As a community college student, I met faculty who pushed me to think beyond a high school diploma. I transferred to the University of North Carolina at Chapel Hill as one of the school’s few nontraditional students at the time. When the Great Recession hit, I doubled down and went on to graduate school at Brown, and then Harvard.
Every step of my education journey could have been my last. My life certainly would have been improved by earning my high school diploma or landing a better-paying job, but the invisible hand of policy, and a cadre of dedicated educators, nudged me to do even more. For the last eight years, I’ve worked as a higher education innovation consultant, a challenging and rewarding job that I probably couldn’t have attained if I’d stopped with a high school diploma or even a bachelor’s degree.
To turn our economy back on, colleges and universities will need to think differently to provide workers with the training and education they need to navigate an uncertain future. Not every student will want or need a two- or four-year degree or flourish in a graduate program. But as more people come to higher education in the coming months and years, policymakers, faculty, and administrators should all work to ensure those necessary short-term programs can also serve as stepping-stones to something more. It is a moral and economic imperative.

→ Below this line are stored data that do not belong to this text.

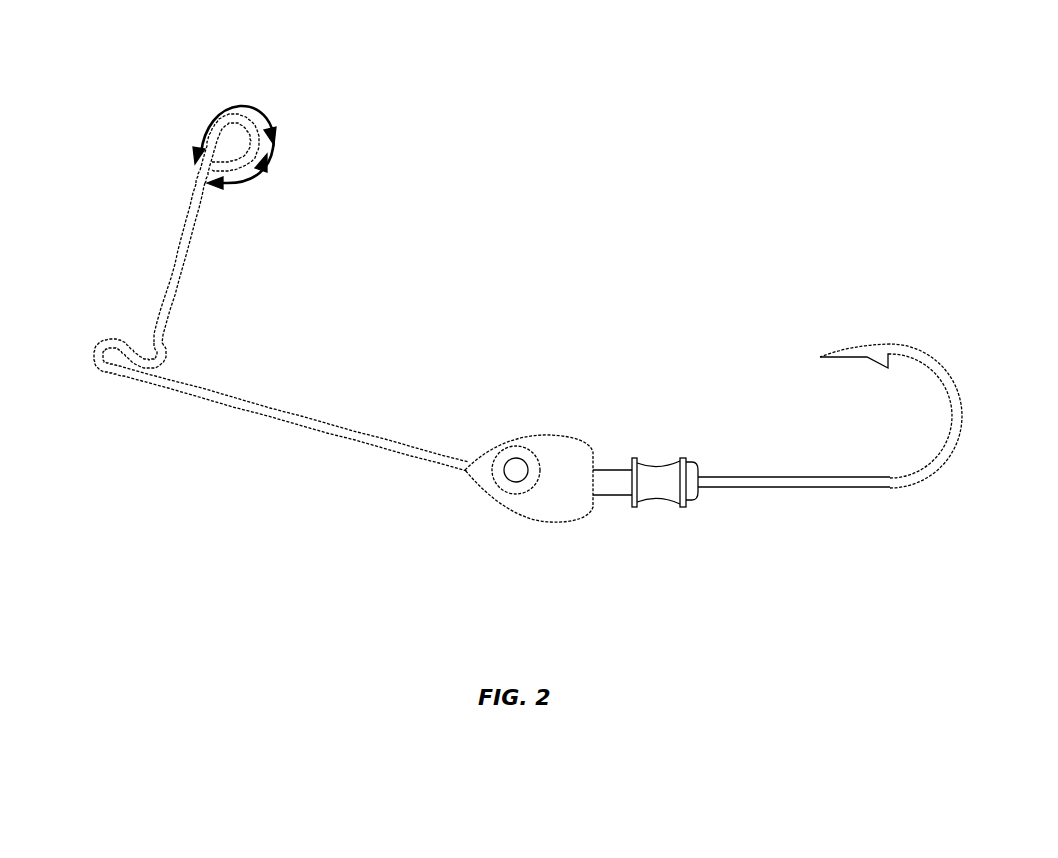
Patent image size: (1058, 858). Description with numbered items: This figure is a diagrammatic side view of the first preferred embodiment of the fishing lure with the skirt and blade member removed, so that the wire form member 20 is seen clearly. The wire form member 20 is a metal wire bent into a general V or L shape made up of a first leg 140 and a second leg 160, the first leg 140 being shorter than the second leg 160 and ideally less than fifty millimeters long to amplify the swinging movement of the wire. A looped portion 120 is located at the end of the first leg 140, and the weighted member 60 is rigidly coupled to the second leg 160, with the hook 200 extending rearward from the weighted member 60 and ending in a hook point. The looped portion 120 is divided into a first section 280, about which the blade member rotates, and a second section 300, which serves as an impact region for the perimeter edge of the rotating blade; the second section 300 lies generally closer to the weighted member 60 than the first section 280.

The wire form member 20 is at (177, 293).
The weighted member 60 is at (550, 453).
The looped portion 120 is at (277, 97).
The first leg 140 is at (87, 368).
The second leg 160 is at (462, 494).
The hook 200 is at (822, 357).
The first section 280 is at (233, 107).
The second section 300 is at (253, 178).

We need only look to history to know this can and does work. Passed during World War II, the G.I. Bill extended educational benefits to a generation who would rebuild our country. We believed then in the power of encouraging more, not less, from our soldiers coming home. This not only ensured that wartime hardships translated to peacetime prosperity, but also cultivated a new generation of leaders in government, business, the arts, and science.
That legacy presents a history worth repeating. Today’s low-wage workers and high school dropouts can become the scientists who help avert our next public health crisis, or leaders who help the economy get back on track. They can become teachers and technologists who ensure continuity for a generation of students when barriers of time and space once again threaten to interrupt learning.
But first, in our haste to get Americans back to work, we must reject chronic low expectations—and the risk of stagnation that comes with them.
Terah Crews is a vice president of learning solutions at Guild Education.